KURTZLEBEN: Tell me about this song. It’s such a happy song.
CLEAVEUR: Yeah. Well, that was actually our first single that we released, and the track is inspired by the fact that, you know, we’re all in our twenties. Many of us have day jobs alongside music. So we’ll practice in the morning, rehearse in the evening, get some sleep, and maybe a meal at some point. And, you know, at the end, we give all our money to our landlord and start counting the pennies for the next month. And, you know, while it’s, you know, young and romantic and all that, it’s also a lot of work for young creatives to make a living in a lot of big cities. And so I just wanted to kind of put this universal message for a lot of young people in a way that we can dance.
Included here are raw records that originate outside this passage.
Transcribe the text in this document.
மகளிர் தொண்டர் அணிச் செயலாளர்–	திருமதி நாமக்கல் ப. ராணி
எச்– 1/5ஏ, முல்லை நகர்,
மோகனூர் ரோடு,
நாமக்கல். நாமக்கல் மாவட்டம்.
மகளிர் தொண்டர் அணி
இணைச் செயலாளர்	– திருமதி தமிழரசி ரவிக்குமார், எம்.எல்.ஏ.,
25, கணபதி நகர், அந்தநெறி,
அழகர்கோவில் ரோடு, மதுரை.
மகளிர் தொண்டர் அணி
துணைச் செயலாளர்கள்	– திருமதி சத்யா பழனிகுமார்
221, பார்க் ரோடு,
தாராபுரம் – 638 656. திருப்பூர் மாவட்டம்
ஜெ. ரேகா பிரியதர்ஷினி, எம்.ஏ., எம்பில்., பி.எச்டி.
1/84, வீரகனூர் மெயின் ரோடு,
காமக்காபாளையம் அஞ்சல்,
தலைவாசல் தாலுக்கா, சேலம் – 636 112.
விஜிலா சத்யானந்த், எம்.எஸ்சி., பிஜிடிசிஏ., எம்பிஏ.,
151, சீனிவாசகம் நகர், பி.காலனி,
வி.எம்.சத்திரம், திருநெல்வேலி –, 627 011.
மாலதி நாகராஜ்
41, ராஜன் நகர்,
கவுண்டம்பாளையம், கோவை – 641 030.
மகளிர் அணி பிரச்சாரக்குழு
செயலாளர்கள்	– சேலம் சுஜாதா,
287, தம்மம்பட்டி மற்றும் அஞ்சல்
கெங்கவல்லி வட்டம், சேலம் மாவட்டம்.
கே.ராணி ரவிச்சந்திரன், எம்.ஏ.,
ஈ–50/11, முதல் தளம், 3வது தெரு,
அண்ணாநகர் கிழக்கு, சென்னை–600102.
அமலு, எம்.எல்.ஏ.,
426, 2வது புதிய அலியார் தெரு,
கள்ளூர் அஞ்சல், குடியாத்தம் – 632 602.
I think that’s what disco was so amazing about doing in the ’70s. You know, there were a lot of communities, like gay, LGBT, and black–colored communities, and they got together on weekend and they were singing about the grief and about how – you know, how difficult their life was. But they would just party, be merry and have a good time. So that’s what we’re trying to do now these days.
KURTZLEBEN: It’s artist Jelly Cleaver. His new EP is “Jelly Cleaver And The Forever Presence”. Jelly, thank you very much.
CLEAVER: Oh, thank you so much for inviting me.